Irvine is very different from Echo Park—not necessarily better or worse. That’s my point of view as a resident who appreciates aspects of both places.

Here’s a viewpoint from a broader perspective: I can see why a lot of observers and even some residents of Irvine see the city as a paean to conformity. The cityscape obviously conforms to any number of standards, some of which seem to be downright capricious. Must earth tones dominate the palette of the entire city? Must opportunities for legal U-turns be so rare?

There’s no denying that anyone who’s unfamiliar gets little help from landmarks as they find their way around Irvine. A lot of the streets have a similar look and feel. Many are bigger and busier than they seem at first glance. Cars are the boss, and it can take a while to get one’s bearings amid the slight distinctions of streetscape and zippy pace of traffic.

It’s taking me awhile, but a few things are coming into focus. I find it helps to think of the city as a canvas and to get to know its brush strokes.

There is a street grid, with major thoroughfares generally oriented on north to south and east to west. It helps to think of them as freeways. The housing subdivisions are like small towns. The shopping centers are downtown commercial districts.

Get that in mind and it helps put the city in perspective. Once you put Irvine in perspective you begin to realize its design.

Yes, the city is designed to a T—so much so that the “conformity” tag gets affixed by critics in gentrified neighborhoods filled with hipsters, including many who don’t realize that they themselves have gotten comfortable with uniformity.

Listen closely to those same critics and you’ll realize they actually crave the sort of design that defines Irvine. Go to a community meeting in a gentrified neighborhood and you’ll likely hear all sorts of calls for strict design standards on everything from signs for mom-and-pop stores to street lights and dog parks.
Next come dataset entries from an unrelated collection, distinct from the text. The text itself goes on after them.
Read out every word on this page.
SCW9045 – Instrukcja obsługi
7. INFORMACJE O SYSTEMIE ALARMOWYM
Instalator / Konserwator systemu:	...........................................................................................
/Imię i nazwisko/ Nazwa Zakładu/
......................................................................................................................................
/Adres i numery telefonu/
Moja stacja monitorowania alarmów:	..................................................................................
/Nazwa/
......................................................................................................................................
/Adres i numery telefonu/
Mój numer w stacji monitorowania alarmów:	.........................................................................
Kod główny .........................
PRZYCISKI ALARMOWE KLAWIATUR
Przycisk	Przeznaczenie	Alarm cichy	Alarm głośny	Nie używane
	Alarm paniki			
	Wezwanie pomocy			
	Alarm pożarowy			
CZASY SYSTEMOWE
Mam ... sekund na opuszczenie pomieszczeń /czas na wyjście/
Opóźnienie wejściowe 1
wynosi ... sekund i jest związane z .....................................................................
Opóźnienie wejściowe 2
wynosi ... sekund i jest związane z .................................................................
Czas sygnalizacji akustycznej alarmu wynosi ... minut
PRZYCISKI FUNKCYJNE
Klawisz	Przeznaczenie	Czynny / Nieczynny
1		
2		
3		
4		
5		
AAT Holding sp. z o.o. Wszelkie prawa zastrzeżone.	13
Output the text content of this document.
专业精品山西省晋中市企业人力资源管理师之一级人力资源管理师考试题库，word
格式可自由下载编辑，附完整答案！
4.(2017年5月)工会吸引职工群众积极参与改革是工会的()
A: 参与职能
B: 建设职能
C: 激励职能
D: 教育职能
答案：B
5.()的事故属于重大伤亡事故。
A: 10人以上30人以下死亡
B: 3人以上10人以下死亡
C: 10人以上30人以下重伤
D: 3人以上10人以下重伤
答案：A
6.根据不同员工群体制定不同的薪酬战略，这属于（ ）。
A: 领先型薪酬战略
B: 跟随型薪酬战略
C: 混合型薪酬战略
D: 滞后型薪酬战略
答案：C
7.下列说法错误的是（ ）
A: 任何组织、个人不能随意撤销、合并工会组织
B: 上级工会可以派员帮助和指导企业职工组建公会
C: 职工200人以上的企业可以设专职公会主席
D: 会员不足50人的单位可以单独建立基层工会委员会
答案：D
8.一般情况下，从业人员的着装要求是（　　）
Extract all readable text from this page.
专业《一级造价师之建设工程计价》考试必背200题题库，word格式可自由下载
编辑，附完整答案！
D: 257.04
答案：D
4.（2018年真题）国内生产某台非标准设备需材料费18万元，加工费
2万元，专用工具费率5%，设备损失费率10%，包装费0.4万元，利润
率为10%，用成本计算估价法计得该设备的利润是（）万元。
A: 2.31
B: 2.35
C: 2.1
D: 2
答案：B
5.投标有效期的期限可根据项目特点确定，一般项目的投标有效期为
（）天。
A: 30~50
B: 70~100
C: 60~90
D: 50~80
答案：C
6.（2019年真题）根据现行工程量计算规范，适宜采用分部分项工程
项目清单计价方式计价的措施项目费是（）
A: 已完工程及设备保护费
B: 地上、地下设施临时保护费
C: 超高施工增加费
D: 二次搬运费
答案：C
The difference between the design-obsessed enclaves of inner cities and Irvine owes to Donald Bren.

His Irvine Company shares its name with the city. He grew it out of acreage that had been the historic Irvine Ranch. Bren’s vast landholdings have given him an unusual scope of control over how Irvine has taken shape.

Bren is apparently obsessed with design. It’s also apparent, however, that his obsession works toward a clear purpose. He seeks a profit in the marketplace.

The same hipsters who knock Irvine for conformity should appreciate the profit motive. Many of them look back fondly on pages of history that tell the stories of captains of industry who built company headquarters, stores and even factories as monuments and legacies.

Ask a hipster about the Chrysler Building in New York or the Wrigley Building in Chicago. Get ready for a stream-of-conscious review of the elegance of those structures. You’ll hear about the glory days of magnates who were not beholden to quarterly profit reports and could freely direct their wealth to aesthetic pleasures for public view without questions from shareholders.

You won’t hear Bren mentioned, but he should be.

I know this much from my brief time in Irvine: The place is a big canvas, and much of it has been filled by Bren. The conformity that critics see actually is design. It just happens to be on such a grand scale that it requires a broader perspective than can be gained with drive through and a look around. You have to live with it awhile—or perhaps take it in from several thousand feet in the air.

Nobody has to like Bren’s design. Fair is fair, though, and it should be understood that nothing of the scale and scope of what Bren has created can be fairly called conformity.